3D Printer Enclosure

Open Access
Petrakis, Dimitri
Area of Honors:
Mechanical Engineering
Bachelor of Science
Document Type:
Thesis Supervisors:
  • John Gershenson, Thesis Supervisor
  • Hosam Kadry Fathy, Honors Advisor
  • 3D Printing
3D printing is a vastly growing industry with huge potential to disrupt traditional manufacturing processes. 3D printing uses much less material, allows for rapid prototyping and is much cheaper as opposed to established methods. However, 3D printing requires controlled environments in order to print high quality parts which could prove difficult in areas with limited control of the environment with high temperature, humidity, and ambient exposure to dust particles like in developing nations in Africa. At Penn State University, the goal of the Humanitarian Engineering and Social Entrepreneurship program (HESE) is to design and build a portable and collapsible 3D printer to help 3D print medical equipment for doctors in developing nations in Africa where part shipments are costly and limited.

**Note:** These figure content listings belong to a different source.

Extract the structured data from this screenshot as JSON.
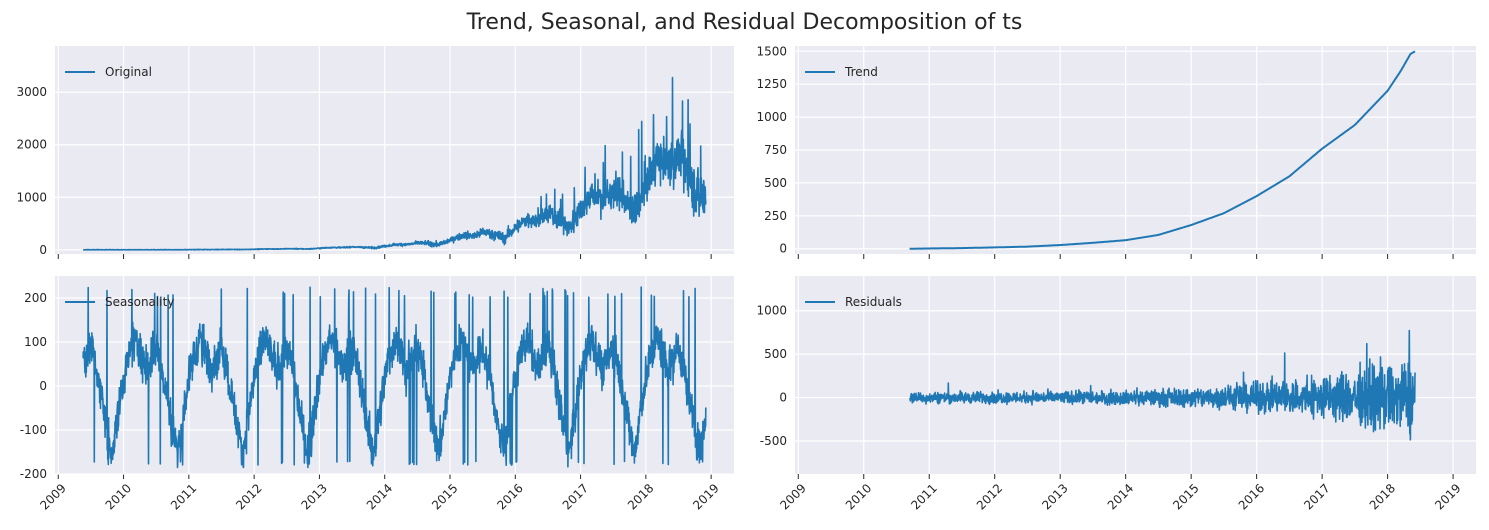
{
  "title": "Trend, Seasonal, and Residual Decomposition of ts",
  "colors": {
    "line": "#1f77b4",
    "panel_bg": "#eaeaf2",
    "grid": "#ffffff"
  },
  "chart_data": [
    {
      "id": "original",
      "type": "line",
      "legend": "Original",
      "xlim": [
        2008.95,
        2019.35
      ],
      "ylim": [
        -80,
        3880
      ],
      "yticks": [
        0,
        1000,
        2000,
        3000
      ],
      "xticks": [
        "2009",
        "2010",
        "2011",
        "2012",
        "2013",
        "2014",
        "2015",
        "2016",
        "2017",
        "2018",
        "2019"
      ],
      "show_xtick_labels": false,
      "legend_position": "top-left",
      "x_range": [
        2009.38,
        2018.92
      ]
    },
    {
      "id": "trend",
      "type": "line",
      "legend": "Trend",
      "xlim": [
        2008.95,
        2019.35
      ],
      "ylim": [
        -40,
        1540
      ],
      "yticks": [
        0,
        250,
        500,
        750,
        1000,
        1250,
        1500
      ],
      "xticks": [
        "2009",
        "2010",
        "2011",
        "2012",
        "2013",
        "2014",
        "2015",
        "2016",
        "2017",
        "2018",
        "2019"
      ],
      "show_xtick_labels": false,
      "legend_position": "top-left",
      "x_range": [
        2010.7,
        2018.42
      ],
      "points": [
        [
          2010.7,
          0
        ],
        [
          2011.0,
          2
        ],
        [
          2011.5,
          5
        ],
        [
          2012.0,
          10
        ],
        [
          2012.5,
          16
        ],
        [
          2013.0,
          28
        ],
        [
          2013.5,
          45
        ],
        [
          2014.0,
          65
        ],
        [
          2014.5,
          105
        ],
        [
          2015.0,
          180
        ],
        [
          2015.5,
          270
        ],
        [
          2016.0,
          400
        ],
        [
          2016.5,
          550
        ],
        [
          2017.0,
          760
        ],
        [
          2017.5,
          940
        ],
        [
          2018.0,
          1200
        ],
        [
          2018.2,
          1350
        ],
        [
          2018.35,
          1480
        ],
        [
          2018.42,
          1500
        ]
      ]
    },
    {
      "id": "seasonality",
      "type": "line",
      "legend": "Seasonality",
      "xlim": [
        2008.95,
        2019.35
      ],
      "ylim": [
        -200,
        250
      ],
      "yticks": [
        -200,
        -100,
        0,
        100,
        200
      ],
      "xticks": [
        "2009",
        "2010",
        "2011",
        "2012",
        "2013",
        "2014",
        "2015",
        "2016",
        "2017",
        "2018",
        "2019"
      ],
      "show_xtick_labels": true,
      "legend_position": "top-left",
      "x_range": [
        2009.38,
        2018.92
      ],
      "yearly_pattern": [
        [
          0.0,
          20
        ],
        [
          0.08,
          70
        ],
        [
          0.17,
          110
        ],
        [
          0.25,
          80
        ],
        [
          0.33,
          40
        ],
        [
          0.42,
          60
        ],
        [
          0.5,
          90
        ],
        [
          0.58,
          40
        ],
        [
          0.67,
          -30
        ],
        [
          0.75,
          -100
        ],
        [
          0.83,
          -150
        ],
        [
          0.92,
          -60
        ],
        [
          1.0,
          20
        ]
      ]
    },
    {
      "id": "residuals",
      "type": "line",
      "legend": "Residuals",
      "xlim": [
        2008.95,
        2019.35
      ],
      "ylim": [
        -880,
        1400
      ],
      "yticks": [
        -500,
        0,
        500,
        1000
      ],
      "xticks": [
        "2009",
        "2010",
        "2011",
        "2012",
        "2013",
        "2014",
        "2015",
        "2016",
        "2017",
        "2018",
        "2019"
      ],
      "show_xtick_labels": true,
      "legend_position": "top-left",
      "x_range": [
        2010.7,
        2018.42
      ]
    }
  ]
}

In conjunction with the HESE program, this paper illustrates and designing and building of a collapsible enclosure for the Relief Bot printer to regulate temperature, humidity, and pressure to maintain an optimal 3D printer environment while in harsh conditions. Airflow experiments are performed to measure and test the ability of the enclosure to maintain a positive pressure environment as well as testing different filter materials to see which material is most able to keep out dust while maximizing the efficiency of the fan. The results of the experiments show that the positive pressure system is effective at keeping out dust while a filter made of pantyhose chosen for its availability and low cost effectively filtered out dust particles. The experiments validate the final design and merit the created enclosure for further temperature and humidity testing in conjunction with the Relief Bot printer.